2005 Chinese film directed by Li Shaohong

Stolen Life (生死劫 (Shēngsǐ jié)), also known as Life and Death Plunder, is a 2005 Chinese drama film directed by Li Shaohong, and starring Zhou Xun and Wu Jun. Both this and Shaohong's previous film Baober in Love star Zhou Xun in the lead role. The film had its world premiere at the 2005 Tribeca Film Festival, where it won the Best Narrative Feature award. It was also an official selection of the prestigious, award-winning Global Lens Collection 2006, presented by the Global Film Initiative. Stolen Life was released on April 23, 2005.

==Plots==
In Li Shaohong's acclaimed coming-of-age drama, a teenage girl is taken to live with her aunt and grandmother in Beijing. Yan'ni (played by acclaimed Chinese actress Zhou Xun) is withdrawn and reclusive, believing that she has been abandoned by her parents and has no control over her fate. The fact that her extended family doesn't have much hope for her future only compounds her depression. Surprising everyone in her hostile household, Yan'ni is accepted to college. But as she prepares to embark on her new life of higher education, an encounter with a delivery boy triggers a series of unexpected events that will change her life forever.

==Cast==
- Zhou Xun as Yan'ni (胭妮 (Yān'nī))
  - When Yan'ni decides not to kill Muyu, Xiaoping Lin, author of Children of Marx and Coca-Cola: Chinese Avant-Garde Art and Independent Cinema, states that she made "a triumph of a common humanity that finally sets her free from Muyu's shadow and its dark future."
- Wu Jun (吴军 (吳軍, Wú Jūn)) as Muyu (木玉 (Mùyù))
  - Muyu's parents were not married and therefore he was born out of wedlock. Muyu makes money from his deceptive romantic relationships. Xiaoping Lin compared Muyu to Lenox Sanderson of Way Down East.

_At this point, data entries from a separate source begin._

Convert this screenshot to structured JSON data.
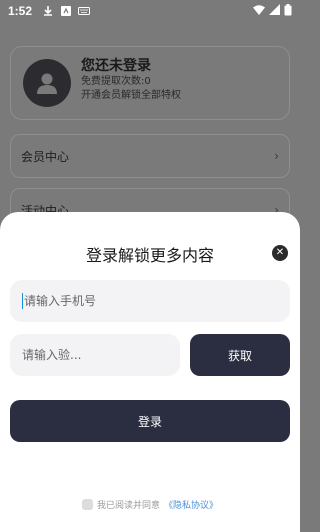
{
  "status_bar": {
    "time": "1:52"
  },
  "profile": {
    "title": "您还未登录",
    "free_count": "免费提取次数:0",
    "subtitle": "开通会员解锁全部特权"
  },
  "menu": [
    {
      "label": "会员中心"
    },
    {
      "label": "活动中心"
    }
  ],
  "login_sheet": {
    "title": "登录解锁更多内容",
    "phone_placeholder": "请输入手机号",
    "code_placeholder": "请输入验...",
    "get_code_label": "获取",
    "login_label": "登录",
    "agree_text": "我已阅读并同意",
    "privacy_link": "《隐私协议》"
  },
  "colors": {
    "accent": "#2b2d40",
    "link": "#4a8fd8",
    "overlay": "#7a7a7a"
  }
}
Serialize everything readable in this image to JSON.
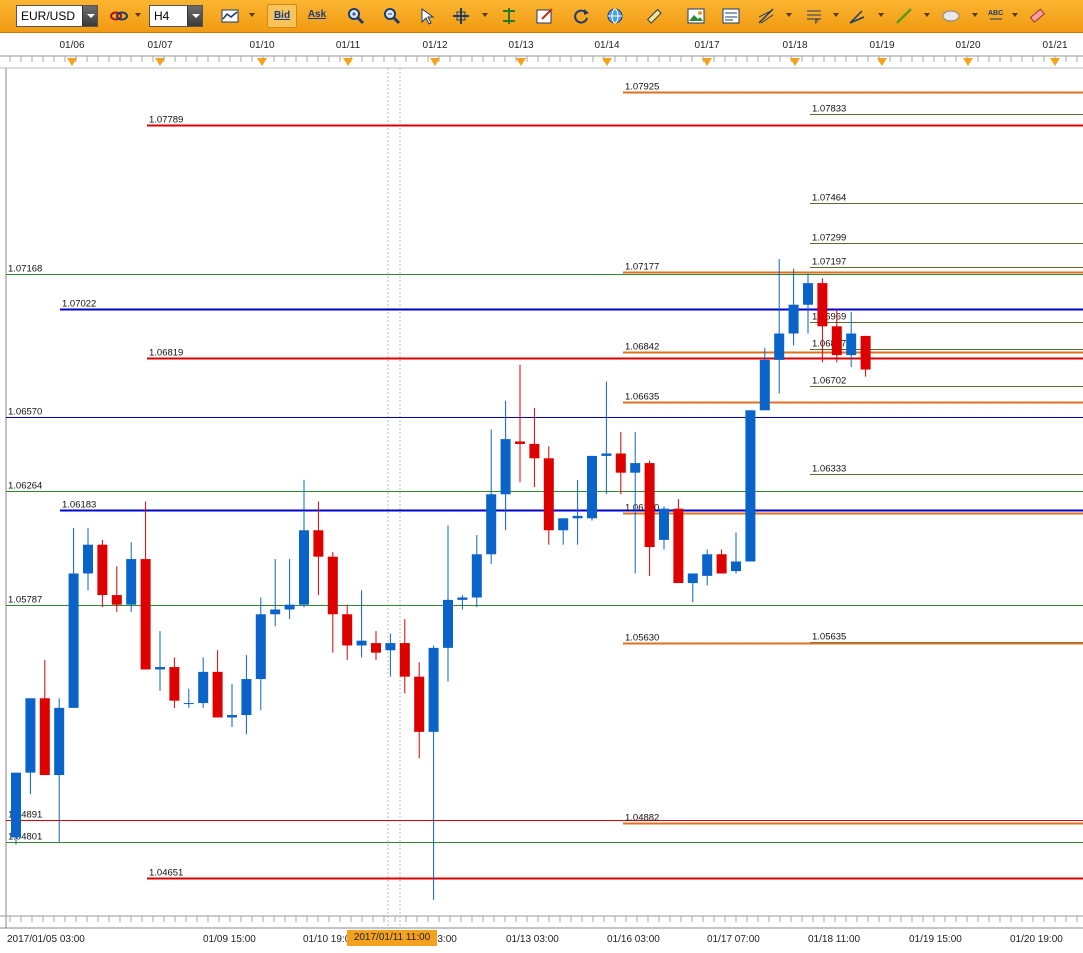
{
  "toolbar": {
    "symbol": "EUR/USD",
    "timeframe": "H4",
    "bid_label": "Bid",
    "ask_label": "Ask",
    "icons": [
      "link-icon",
      "indicator-icon",
      "zoom-in-icon",
      "zoom-out-icon",
      "cursor-icon",
      "crosshair-icon",
      "period-separator-icon",
      "edit-icon",
      "refresh-icon",
      "globe-icon",
      "ruler-icon",
      "screenshot-icon",
      "template-icon",
      "fibonacci-icon",
      "trendline-icon",
      "pen-icon",
      "line-icon",
      "ellipse-icon",
      "text-icon",
      "eraser-icon"
    ],
    "accent_color": "#f29a12"
  },
  "top_dates": [
    "01/06",
    "01/07",
    "01/10",
    "01/11",
    "01/12",
    "01/13",
    "01/14",
    "01/17",
    "01/18",
    "01/19",
    "01/20",
    "01/21"
  ],
  "bottom_dates": [
    "2017/01/05 03:00",
    "01/09 15:00",
    "01/10 19:00",
    "01/12 23:00",
    "01/13 03:00",
    "01/16 03:00",
    "01/17 07:00",
    "01/18 11:00",
    "01/19 15:00",
    "01/20 19:00"
  ],
  "highlight_time": "2017/01/11 11:00",
  "levels": [
    {
      "price": "1.07925",
      "color": "#e07020",
      "label_side": "mid"
    },
    {
      "price": "1.07833",
      "color": "#556b2f",
      "label_side": "right"
    },
    {
      "price": "1.07789",
      "color": "#dd0000",
      "label_side": "left"
    },
    {
      "price": "1.07464",
      "color": "#556b2f",
      "label_side": "right"
    },
    {
      "price": "1.07299",
      "color": "#556b2f",
      "label_side": "right"
    },
    {
      "price": "1.07197",
      "color": "#556b2f",
      "label_side": "right"
    },
    {
      "price": "1.07177",
      "color": "#e07020",
      "label_side": "mid"
    },
    {
      "price": "1.07168",
      "color": "#2e8b2e",
      "label_side": "edge"
    },
    {
      "price": "1.07022",
      "color": "#0000cc",
      "label_side": "left"
    },
    {
      "price": "1.06969",
      "color": "#556b2f",
      "label_side": "right"
    },
    {
      "price": "1.06857",
      "color": "#556b2f",
      "label_side": "right"
    },
    {
      "price": "1.06842",
      "color": "#e07020",
      "label_side": "mid"
    },
    {
      "price": "1.06819",
      "color": "#dd0000",
      "label_side": "left"
    },
    {
      "price": "1.06702",
      "color": "#556b2f",
      "label_side": "right"
    },
    {
      "price": "1.06635",
      "color": "#e07020",
      "label_side": "mid"
    },
    {
      "price": "1.06570",
      "color": "#0000cc",
      "label_side": "edge"
    },
    {
      "price": "1.06333",
      "color": "#556b2f",
      "label_side": "right"
    },
    {
      "price": "1.06264",
      "color": "#2e8b2e",
      "label_side": "edge"
    },
    {
      "price": "1.06183",
      "color": "#0000cc",
      "label_side": "left"
    },
    {
      "price": "1.06170",
      "color": "#e07020",
      "label_side": "mid"
    },
    {
      "price": "1.05787",
      "color": "#2e8b2e",
      "label_side": "edge"
    },
    {
      "price": "1.05635",
      "color": "#556b2f",
      "label_side": "right"
    },
    {
      "price": "1.05630",
      "color": "#e07020",
      "label_side": "mid"
    },
    {
      "price": "1.04891",
      "color": "#dd0000",
      "label_side": "edge"
    },
    {
      "price": "1.04882",
      "color": "#e07020",
      "label_side": "mid"
    },
    {
      "price": "1.04801",
      "color": "#2e8b2e",
      "label_side": "edge"
    },
    {
      "price": "1.04651",
      "color": "#dd0000",
      "label_side": "left"
    }
  ],
  "colors": {
    "bull": "#0a63c9",
    "bear": "#dd0000",
    "wick_bull": "#0a63c9",
    "wick_bear": "#dd0000"
  },
  "candles": [
    {
      "o": 1.0482,
      "h": 1.0503,
      "l": 1.0479,
      "c": 1.0509
    },
    {
      "o": 1.0509,
      "h": 1.052,
      "l": 1.05,
      "c": 1.054
    },
    {
      "o": 1.054,
      "h": 1.0556,
      "l": 1.0508,
      "c": 1.0508
    },
    {
      "o": 1.0508,
      "h": 1.054,
      "l": 1.048,
      "c": 1.0536
    },
    {
      "o": 1.0536,
      "h": 1.0611,
      "l": 1.0536,
      "c": 1.0592
    },
    {
      "o": 1.0592,
      "h": 1.0611,
      "l": 1.0585,
      "c": 1.0604
    },
    {
      "o": 1.0604,
      "h": 1.0606,
      "l": 1.0578,
      "c": 1.0583
    },
    {
      "o": 1.0583,
      "h": 1.0595,
      "l": 1.0576,
      "c": 1.0579
    },
    {
      "o": 1.0579,
      "h": 1.0605,
      "l": 1.0576,
      "c": 1.0598
    },
    {
      "o": 1.0598,
      "h": 1.0622,
      "l": 1.0552,
      "c": 1.0552
    },
    {
      "o": 1.0552,
      "h": 1.0568,
      "l": 1.0543,
      "c": 1.0553
    },
    {
      "o": 1.0553,
      "h": 1.0557,
      "l": 1.0536,
      "c": 1.0539
    },
    {
      "o": 1.0538,
      "h": 1.0544,
      "l": 1.0536,
      "c": 1.0538
    },
    {
      "o": 1.0538,
      "h": 1.0557,
      "l": 1.0536,
      "c": 1.0551
    },
    {
      "o": 1.0551,
      "h": 1.056,
      "l": 1.0532,
      "c": 1.0532
    },
    {
      "o": 1.0532,
      "h": 1.0546,
      "l": 1.0528,
      "c": 1.0533
    },
    {
      "o": 1.0533,
      "h": 1.0558,
      "l": 1.0525,
      "c": 1.0548
    },
    {
      "o": 1.0548,
      "h": 1.0582,
      "l": 1.0535,
      "c": 1.0575
    },
    {
      "o": 1.0575,
      "h": 1.0598,
      "l": 1.057,
      "c": 1.0577
    },
    {
      "o": 1.0577,
      "h": 1.0598,
      "l": 1.0573,
      "c": 1.0579
    },
    {
      "o": 1.0579,
      "h": 1.0631,
      "l": 1.0578,
      "c": 1.061
    },
    {
      "o": 1.061,
      "h": 1.0622,
      "l": 1.0583,
      "c": 1.0599
    },
    {
      "o": 1.0599,
      "h": 1.0601,
      "l": 1.0559,
      "c": 1.0575
    },
    {
      "o": 1.0575,
      "h": 1.0579,
      "l": 1.0556,
      "c": 1.0562
    },
    {
      "o": 1.0562,
      "h": 1.0585,
      "l": 1.0557,
      "c": 1.0564
    },
    {
      "o": 1.0563,
      "h": 1.0568,
      "l": 1.0556,
      "c": 1.0559
    },
    {
      "o": 1.056,
      "h": 1.0567,
      "l": 1.0549,
      "c": 1.0563
    },
    {
      "o": 1.0563,
      "h": 1.0573,
      "l": 1.0542,
      "c": 1.0549
    },
    {
      "o": 1.0549,
      "h": 1.0555,
      "l": 1.0515,
      "c": 1.0526
    },
    {
      "o": 1.0526,
      "h": 1.0562,
      "l": 1.0456,
      "c": 1.0561
    },
    {
      "o": 1.0561,
      "h": 1.0612,
      "l": 1.0547,
      "c": 1.0581
    },
    {
      "o": 1.0581,
      "h": 1.0583,
      "l": 1.0577,
      "c": 1.0582
    },
    {
      "o": 1.0582,
      "h": 1.0608,
      "l": 1.0578,
      "c": 1.06
    },
    {
      "o": 1.06,
      "h": 1.0652,
      "l": 1.0596,
      "c": 1.0625
    },
    {
      "o": 1.0625,
      "h": 1.0664,
      "l": 1.061,
      "c": 1.0648
    },
    {
      "o": 1.0647,
      "h": 1.0679,
      "l": 1.063,
      "c": 1.0646
    },
    {
      "o": 1.0646,
      "h": 1.0661,
      "l": 1.0628,
      "c": 1.064
    },
    {
      "o": 1.064,
      "h": 1.0645,
      "l": 1.0604,
      "c": 1.061
    },
    {
      "o": 1.061,
      "h": 1.0614,
      "l": 1.0604,
      "c": 1.0615
    },
    {
      "o": 1.0615,
      "h": 1.0631,
      "l": 1.0604,
      "c": 1.0616
    },
    {
      "o": 1.0615,
      "h": 1.0641,
      "l": 1.0614,
      "c": 1.0641
    },
    {
      "o": 1.0641,
      "h": 1.0672,
      "l": 1.0625,
      "c": 1.0642
    },
    {
      "o": 1.0642,
      "h": 1.0651,
      "l": 1.0625,
      "c": 1.0634
    },
    {
      "o": 1.0634,
      "h": 1.0651,
      "l": 1.0592,
      "c": 1.0638
    },
    {
      "o": 1.0638,
      "h": 1.0639,
      "l": 1.0591,
      "c": 1.0603
    },
    {
      "o": 1.0606,
      "h": 1.062,
      "l": 1.0602,
      "c": 1.0619
    },
    {
      "o": 1.0619,
      "h": 1.0623,
      "l": 1.0588,
      "c": 1.0588
    },
    {
      "o": 1.0588,
      "h": 1.0592,
      "l": 1.058,
      "c": 1.0592
    },
    {
      "o": 1.0591,
      "h": 1.0602,
      "l": 1.0587,
      "c": 1.06
    },
    {
      "o": 1.06,
      "h": 1.0602,
      "l": 1.0592,
      "c": 1.0592
    },
    {
      "o": 1.0593,
      "h": 1.0609,
      "l": 1.0592,
      "c": 1.0597
    },
    {
      "o": 1.0597,
      "h": 1.066,
      "l": 1.0597,
      "c": 1.066
    },
    {
      "o": 1.066,
      "h": 1.0686,
      "l": 1.066,
      "c": 1.0681
    },
    {
      "o": 1.0681,
      "h": 1.0723,
      "l": 1.0667,
      "c": 1.0692
    },
    {
      "o": 1.0692,
      "h": 1.0719,
      "l": 1.0687,
      "c": 1.0704
    },
    {
      "o": 1.0704,
      "h": 1.0717,
      "l": 1.0692,
      "c": 1.0713
    },
    {
      "o": 1.0713,
      "h": 1.0715,
      "l": 1.068,
      "c": 1.0695
    },
    {
      "o": 1.0695,
      "h": 1.0702,
      "l": 1.068,
      "c": 1.0683
    },
    {
      "o": 1.0683,
      "h": 1.0701,
      "l": 1.0678,
      "c": 1.0692
    },
    {
      "o": 1.0691,
      "h": 1.0691,
      "l": 1.0674,
      "c": 1.0677
    }
  ]
}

According to Lin, the film does not state that Muyu ever faces adverse consequences.
- Cai Ming
- Su Xiaoming
- Peiyi Wang
- Jianong Sun
- Yan Ni as Sichuan woman

==Awards and nominations==

| Year | Award | Category | Recipients | Result | Notes |
| 2005 | Tribeca Film Festival | Best Narrative Feature | Stolen Life | Won |  |
| International Film Festival of Kerala | Golden Crow Pheasant for Best Film | Won |  |

==Reception==
Janice Page of the Boston Globe wrote that "This one hits home in places, but overall it begs for a lighter touch."